Die im Rahmen des „Corona-Konjunkturpaketes“ im Juni 2020 beschlossene befristete Senkung der Mehrwertsteuer gilt wegen ihrer vielfältigen Auswirkungen in der Integrierten Informationsverarbeitung, z. B. auf Kalkulation, Vertragsgestaltungen, Fakturierung, Ladenkassen und die Steuerübermittlungs-Software Elster, auf Unternehmensebene nur mit Risiken oder gar nicht termingerecht programmierbar. Der   Beratungsbedarf ist hoch.

Ein zweites Beispiel ist die Grundrente, die trotz Bedenken so ausgestaltet wurde, dass der Instanz, die in Zukunft die Ansprüche auf Grundrente prüfen und entscheiden wird, sehr unterschiedliche Informationen aus diversen Quellen automatisch zugeliefert werden müssen. Dies zu realisieren dürfte viel Zeit verschlingen, sodass die Rente möglicherweise nur verspätet gezahlt werden kann.

Durch ungeschickte Organisation von Reformprojekten werden den Bürgerinnen und Bürgern unnötige Zuträgerdienste bei Daten auferlegt. Der Normenkontrollrat hatte moniert, dass im Zuge der aktuellen Grundsteuerreform in ein Formular der Bodenrichtwert eingetragen werden muss. Diesen können sich die Steuerpflichtigen zwar online beschaffen, aber die Staatsverwaltung als Ganzes besitzt die Zahl schon.
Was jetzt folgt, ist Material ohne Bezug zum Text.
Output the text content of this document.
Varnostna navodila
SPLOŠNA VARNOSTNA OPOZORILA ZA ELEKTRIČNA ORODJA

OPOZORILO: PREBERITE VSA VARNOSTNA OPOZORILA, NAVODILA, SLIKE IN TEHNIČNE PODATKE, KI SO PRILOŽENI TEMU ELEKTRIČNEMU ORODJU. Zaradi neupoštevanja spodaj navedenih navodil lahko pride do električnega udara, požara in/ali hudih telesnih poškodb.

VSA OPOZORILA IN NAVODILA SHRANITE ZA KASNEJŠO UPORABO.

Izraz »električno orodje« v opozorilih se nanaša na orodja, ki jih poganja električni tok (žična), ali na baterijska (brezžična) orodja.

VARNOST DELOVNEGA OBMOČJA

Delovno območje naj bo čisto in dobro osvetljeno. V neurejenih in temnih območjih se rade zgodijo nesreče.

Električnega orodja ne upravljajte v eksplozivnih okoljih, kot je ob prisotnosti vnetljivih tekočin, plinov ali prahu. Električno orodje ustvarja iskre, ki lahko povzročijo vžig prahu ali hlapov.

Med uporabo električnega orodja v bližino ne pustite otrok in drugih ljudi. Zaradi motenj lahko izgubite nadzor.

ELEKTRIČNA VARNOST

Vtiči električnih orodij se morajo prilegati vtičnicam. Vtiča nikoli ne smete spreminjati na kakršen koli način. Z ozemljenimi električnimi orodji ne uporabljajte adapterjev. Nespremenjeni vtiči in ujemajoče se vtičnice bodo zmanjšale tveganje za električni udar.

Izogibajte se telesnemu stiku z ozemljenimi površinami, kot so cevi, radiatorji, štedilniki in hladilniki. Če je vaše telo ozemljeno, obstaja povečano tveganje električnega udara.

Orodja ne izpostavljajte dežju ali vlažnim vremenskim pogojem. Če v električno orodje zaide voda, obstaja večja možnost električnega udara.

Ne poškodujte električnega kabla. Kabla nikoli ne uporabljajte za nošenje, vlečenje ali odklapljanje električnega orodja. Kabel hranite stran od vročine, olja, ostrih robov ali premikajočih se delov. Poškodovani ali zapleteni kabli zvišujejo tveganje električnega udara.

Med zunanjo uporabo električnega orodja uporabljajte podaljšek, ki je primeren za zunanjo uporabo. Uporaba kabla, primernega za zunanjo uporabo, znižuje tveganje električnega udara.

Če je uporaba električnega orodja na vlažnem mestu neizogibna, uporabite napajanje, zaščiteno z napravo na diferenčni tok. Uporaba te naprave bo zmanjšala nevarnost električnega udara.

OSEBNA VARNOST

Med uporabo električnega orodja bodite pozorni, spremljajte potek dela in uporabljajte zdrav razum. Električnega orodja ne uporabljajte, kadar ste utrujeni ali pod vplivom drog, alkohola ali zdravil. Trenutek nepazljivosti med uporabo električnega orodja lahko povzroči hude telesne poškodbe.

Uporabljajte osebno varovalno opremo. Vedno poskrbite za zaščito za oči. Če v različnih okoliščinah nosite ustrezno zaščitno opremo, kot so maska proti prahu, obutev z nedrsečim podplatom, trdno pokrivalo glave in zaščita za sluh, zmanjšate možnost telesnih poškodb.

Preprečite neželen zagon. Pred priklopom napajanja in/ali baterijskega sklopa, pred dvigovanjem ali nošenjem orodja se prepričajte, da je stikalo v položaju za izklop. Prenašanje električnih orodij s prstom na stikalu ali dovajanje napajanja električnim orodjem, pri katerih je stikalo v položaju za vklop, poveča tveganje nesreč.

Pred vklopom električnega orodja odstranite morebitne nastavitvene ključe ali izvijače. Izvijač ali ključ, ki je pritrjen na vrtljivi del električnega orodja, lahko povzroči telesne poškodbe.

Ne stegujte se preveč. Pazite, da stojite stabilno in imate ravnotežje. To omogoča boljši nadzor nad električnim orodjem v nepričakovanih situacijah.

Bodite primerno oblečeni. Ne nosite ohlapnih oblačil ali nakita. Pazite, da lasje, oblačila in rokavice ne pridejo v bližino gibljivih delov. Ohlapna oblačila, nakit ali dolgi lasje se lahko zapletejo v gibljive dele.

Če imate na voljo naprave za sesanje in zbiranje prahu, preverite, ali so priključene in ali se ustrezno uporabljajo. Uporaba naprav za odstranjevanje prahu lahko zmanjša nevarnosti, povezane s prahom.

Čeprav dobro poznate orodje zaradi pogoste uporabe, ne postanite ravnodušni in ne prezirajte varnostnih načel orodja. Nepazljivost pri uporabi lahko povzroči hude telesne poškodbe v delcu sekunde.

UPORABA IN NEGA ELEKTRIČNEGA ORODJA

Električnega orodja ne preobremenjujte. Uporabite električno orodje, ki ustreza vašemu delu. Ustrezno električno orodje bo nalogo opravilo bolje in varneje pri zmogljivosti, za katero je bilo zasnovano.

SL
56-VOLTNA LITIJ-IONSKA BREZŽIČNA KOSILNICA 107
Gewisse Parallelen ergeben sich zur Kontrolle, ob ein Gesetz verfassungskonform ist, durch die Rechtsabteilun­gen der Ministerien oder durch Beratungsgremien. Das Pendant dazu könnten Prüfungen auf Automationsgerechtigkeit durch Betriebswirte (etwa Vertreterinnen und Vertreter der Teildisziplinen Steuerlehre, Wirtschaftsprüfung, Wirtschaftsinformatik), ggf. in Kooperation mit Juristen und Rechtsinformatikern, werden.
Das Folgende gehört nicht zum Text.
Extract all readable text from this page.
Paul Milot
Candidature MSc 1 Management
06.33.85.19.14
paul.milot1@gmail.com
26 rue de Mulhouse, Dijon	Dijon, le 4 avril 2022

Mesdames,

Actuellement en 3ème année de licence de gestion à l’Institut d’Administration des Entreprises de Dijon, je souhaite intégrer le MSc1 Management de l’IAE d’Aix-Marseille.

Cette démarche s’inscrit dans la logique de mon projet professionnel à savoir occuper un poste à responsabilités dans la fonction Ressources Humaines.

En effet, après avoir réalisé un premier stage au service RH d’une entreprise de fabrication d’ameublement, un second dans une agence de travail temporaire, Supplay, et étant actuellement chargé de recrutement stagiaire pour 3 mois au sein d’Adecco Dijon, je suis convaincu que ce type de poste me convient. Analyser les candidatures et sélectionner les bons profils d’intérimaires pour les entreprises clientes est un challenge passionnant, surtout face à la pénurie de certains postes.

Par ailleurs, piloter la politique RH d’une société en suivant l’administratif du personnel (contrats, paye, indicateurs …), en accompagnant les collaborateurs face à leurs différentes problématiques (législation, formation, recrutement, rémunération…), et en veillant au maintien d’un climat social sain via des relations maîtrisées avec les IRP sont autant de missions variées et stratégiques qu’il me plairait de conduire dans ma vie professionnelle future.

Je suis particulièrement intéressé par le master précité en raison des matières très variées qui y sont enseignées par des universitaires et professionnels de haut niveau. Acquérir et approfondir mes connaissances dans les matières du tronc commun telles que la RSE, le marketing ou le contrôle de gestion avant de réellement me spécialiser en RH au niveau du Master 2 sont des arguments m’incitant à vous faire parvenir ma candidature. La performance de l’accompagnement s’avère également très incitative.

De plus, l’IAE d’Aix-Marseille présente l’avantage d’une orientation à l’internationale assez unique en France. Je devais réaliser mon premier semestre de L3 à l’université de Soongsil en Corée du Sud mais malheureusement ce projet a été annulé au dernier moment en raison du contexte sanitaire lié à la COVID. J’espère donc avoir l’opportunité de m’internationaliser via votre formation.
Ich musste in den 60er-Jahren als Mitarbeiter einer Unternehmensberatung einmal prüfen, ob ein Gesetzestext zur Umsatzsteuer bei grenzüberschreitenden Geschäften einer Vollautomation der Fakturierung von Exportverkäufen im Wege stand. Dazu hatte ich diese Vorschriften programmiert. Es stellte sich nicht nur heraus, dass dies damals äußerst umständlich war, sondern auch, dass das neue Gesetz einen Widerspruch enthielt. M. a. W.: Es wäre eine Teillösung des Problems „Mangelnde Automationsgerechtigkeit“, alle neuen Gesetze in einem frühen Stadium der “Programmierbarkeitsprüfung“ zu unterziehen.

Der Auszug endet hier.